Dave Gahan (Depeche Mode): “La rockstar è per definizione una figura ridicola”

Il nuovo album, Delta Machine, è uscito in queste ore. Il tour mondiale li porterà anche a Milano e Roma il 18 e 20 luglio (biglietti in vendita su TicketOne). E lui, Dave Gahan, frontman dell’ultima grande band anni ‘80, si sta già preparando, fisicamente e spiritualmente. Come ha raccontato in un’intervista esclusiva all’edizione italiana di Rolling Stone, in edicola dal 29 marzo.

Dave Gahan dice che questo nuovo dei Depeche Mode è un disco “proprio come si deve”. Ora però non vede l’ora di iniziare le prove del tour e riunirsi a Martin Gore e ad Andrew “Fletch” Fletcher. A maggio Dave compirà 51 anni, e dunque si sta allenando. “Un po’ per vanità, un po’ perché quando faccio esercizio è tutto più pulito e vengono fuori cose migliori”: cardio la mattina e dopo pranzo un paio d’ore nel suo studio per riscaldare la voce, questa volta non vuole avere i problemi fisici e vocali che ha avuto durante il Tour of the Universe nel 2009/2010.

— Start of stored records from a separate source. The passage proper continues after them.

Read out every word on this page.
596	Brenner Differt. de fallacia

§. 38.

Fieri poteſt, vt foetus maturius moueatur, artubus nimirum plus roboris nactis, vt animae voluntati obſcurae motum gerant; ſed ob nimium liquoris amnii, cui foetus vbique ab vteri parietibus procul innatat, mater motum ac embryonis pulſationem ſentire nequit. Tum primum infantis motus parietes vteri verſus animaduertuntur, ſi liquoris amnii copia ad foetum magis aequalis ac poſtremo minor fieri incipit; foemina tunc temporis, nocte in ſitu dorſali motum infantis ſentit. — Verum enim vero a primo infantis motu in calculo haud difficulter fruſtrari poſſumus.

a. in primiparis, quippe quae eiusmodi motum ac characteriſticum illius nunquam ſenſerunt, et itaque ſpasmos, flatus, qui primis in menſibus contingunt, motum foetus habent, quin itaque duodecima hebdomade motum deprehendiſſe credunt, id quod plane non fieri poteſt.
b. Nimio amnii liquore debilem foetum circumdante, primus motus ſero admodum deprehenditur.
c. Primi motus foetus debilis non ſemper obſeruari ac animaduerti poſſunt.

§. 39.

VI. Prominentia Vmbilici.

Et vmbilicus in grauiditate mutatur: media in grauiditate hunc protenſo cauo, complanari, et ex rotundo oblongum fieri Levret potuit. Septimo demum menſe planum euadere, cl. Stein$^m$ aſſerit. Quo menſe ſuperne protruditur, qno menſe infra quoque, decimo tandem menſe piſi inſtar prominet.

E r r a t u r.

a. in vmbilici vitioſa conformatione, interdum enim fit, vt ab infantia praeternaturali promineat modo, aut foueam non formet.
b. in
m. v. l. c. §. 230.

Avete sempre parlato di ricerca personale, adesso sembra che abbiate raggiunto alcuni punti fermi. Come si fa a parlare di queste cose e non suonare New Age, o come se foste appena usciti da una seduta dei Narcotici Anonimi?
“Lo so, è facile sembrare ridicoli. Io cerco sempre di essere sincero, a volte persino troppo, e so che qualche volta può apparire sdolcinato o banale. Ma questo è il gioco che abbiamo scelto di giocare, si chiama rock&roll, ed è soprattutto entertainment. Arriviamo sul palco e quello che vogliamo è divertirti, coinvolgerti, farti sentire parte di qualcosa. La rockstar è per definizione una figura ridicola: la differenza rispetto al passato – per me, ora che ho alle spalle tanti anni di lavoro – è che adesso lo so. Salgo sul palco e sono consapevole del fatto che sto giocando con me stesso: divento una caricatura, un cartone animato. Ma al tempo stesso prendo molto sul serio quel personaggio che porto in scena”.

Il problema casomai è dopo, nel ritrovare se stessi.
“È esattamente così che vanno le cose in tour: quei 18 mesi lontano dalla vita reale rischiano di isolarti troppo, di farti entrare troppo in quel personaggio. Adesso riesco a mantenere il controllo, ma tra il 1989 e il 1996 ero completamente perso in quel personaggio. E allora droghe, alcol… Ho dei ricordi molto confusi di quei 10 anni, sia sul palco che fuori”.

Negli ultimi anni, a volte è sembrato che voleste deliberatamente eliminare il personaggio.
“Anni fa c’è stato un momento in cui non c’era giorno in cui non venisse annunciata la nascita di una nuova band destinata a un futuro radioso… Tipo i Coldplay, hai presente? È stato il primo esempio di come la diffusione dell’informazione ha contagiato anche il mondo dello spettacolo: non ci sono più confini, ma non c’è neanche più differenziazione. Tutti sono ugualmente parte della “celebrity culture”. Ci eravamo un po’ stancati di quell’aspetto, così abbiamo deciso di provare a non utilizzare la nostra immagine, per una volta. Quando dico che i Depeche Mode sono una strana creatura, è anche perché non abbiamo mai fatto nulla per ingraziarci deliberatamente i favori del pubblico o la stima di una casa discografica. Forse è per quello che siamo ancora qui”.

A parte i temi, questo disco è anche più lento, meno pop e meno dance dei precedenti. Come la metterete col pubblico che verrà a vedervi negli stadi?
“Mi piace muovermi, ballare, ed è importante che nello show ci sia quell’elemento. Questo nuovo disco è tutto rivolto all’interiorità: come ci fosse stata stata un’esplosione, che poi è stata riassorbita”.